Açlık, Iyi Insanın Gıdâsı, Ibâdet Rûhunun Süsüdür
"İlk önce tevhide, yâni Allahü teâlânın birliğine ve şeriki (ortağı) olmadığına inanmaktır. İnanır ki: Allahü teâlâ vardır. O, alimdir (bilici), mâlûm (bilinmiş) değildir. O, kâdirdir (gücü yeten), makdûr (güç yetirilen) değildir. O her şeyi görür, kendisi görülmez. Rızıkları O verir. Yaratandır, yaratılmış değildir. Allahü teâlâ, ilim sıfatı ile âlimdir. Kudret sıfatı ile kâdirdir. O'nun isim ve sıfatları mahlûk değildir. Kıyâmet gününde müminler Allah'ı göreceklerdir. İnsan, amelleri sâyesinde değil, yalnız Allah'ın ihsânı ve takdiri ile Cennet'e girecektir. Allahü teâlâ birdir. Fakat bu birlik rakam cinsinden değildir. O birdir, fakat diğer şeyler (mahlûk olan varlıklar) gibi değildir. Yarattıklarından hiçbirine benzemez. Mülkünde hiçbir şey O'nun zıddı değildir. Yarattıklarının hiçbiri O'nun aynı değildir. Cisim ve cismâni değildir. Hiçbir hâdis (sonradan, yoktan var olanlar) veya hâdise O'nu kaplayamaz ve kaplayamayacaktır. Eşyâya hulûl etmez. Eşyâ da O'na hulûl edemez. Olmuş ve olacak her şeyi bilir. Henüz olmamış bir şeyin, nasıl olacağını bilir. Öncelik, sonralık ve zaman, mekân mahlûklar içindir. O, zamansız ve mekânsızdır."
"Başkasına el açacak duruma düşmek, Müslümana yakışmaz."
"Bir kimse, baş olma sevdâsına kapılırsa, artık ibâdetten, ihlâstan sıyrıldı demektir."

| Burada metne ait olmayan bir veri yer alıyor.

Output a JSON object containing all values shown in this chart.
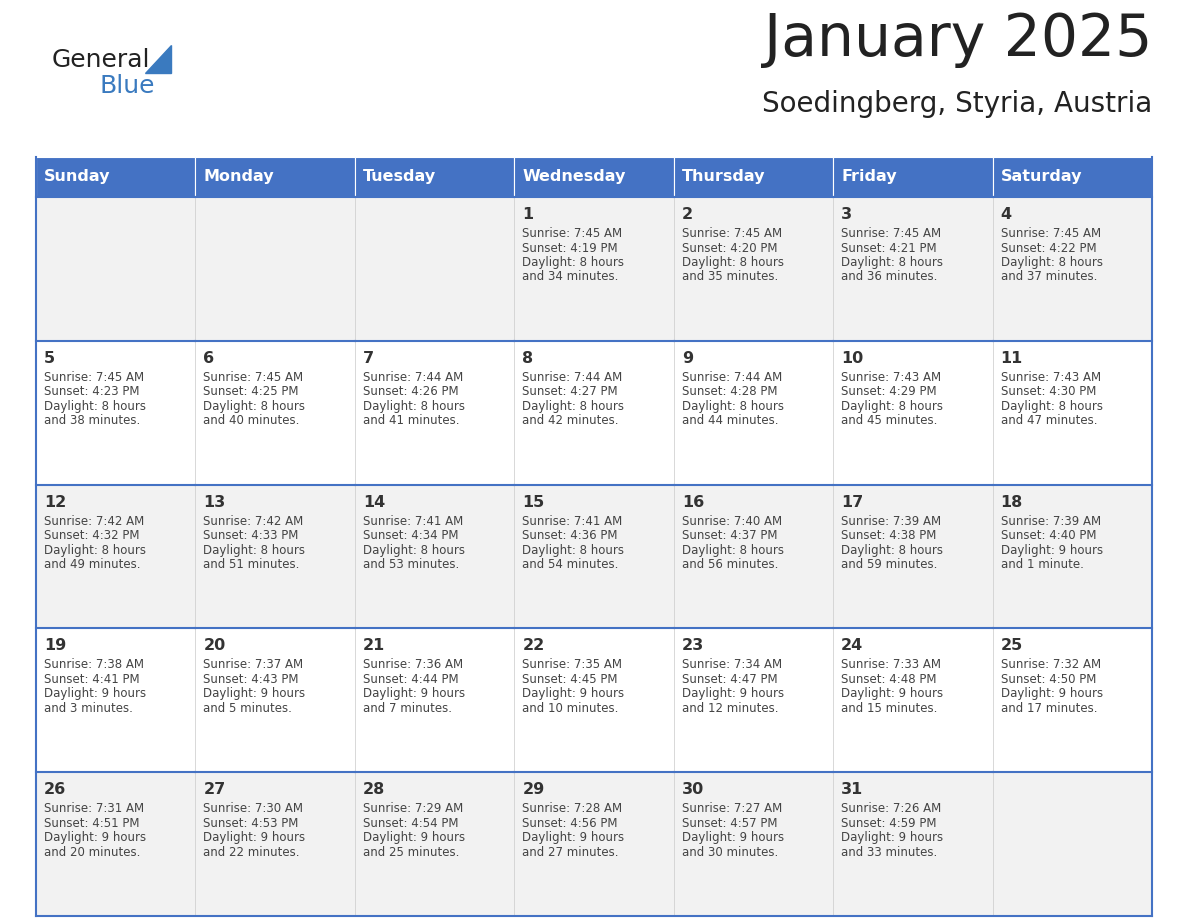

"İyi insanların, bütün varlığı ile bağlı olduğu murâdı, maksadı, Allahü teâlâ olmalıdır. Doğru, sâdık, kimselerle arkadaş olmalıdır. Açlık, iyi insanın gıdâsı, ibâdet rûhunun süsüdür."
"Allahü teâlâ dünyâyı lezzetlerle ve âfetlerle doldurdu. Helâlleri güçlüklerle, haramları da mesûliyetlerle berâber kıldı."
"Başkasının sözlerini ve hâllerini iyiye tevil etmek mümkün ise, kötü tevil yapmayacak ve hücûm edenlerin hücûmunu delilsiz kabul etmeyecek kadar hüsn-i zan ve iyi düşünce sâhibi ol."
"Akıllı insan, önce itikâdını düzeltir ve Rabbine ulaşmaya hazırlanır. Niyetini hâlis yapar, işlerini temiz kılar. İbâdetini güzel yapar ve âhiret azığı toplar. Kendisinin başıboş yaratılmadığını bilir."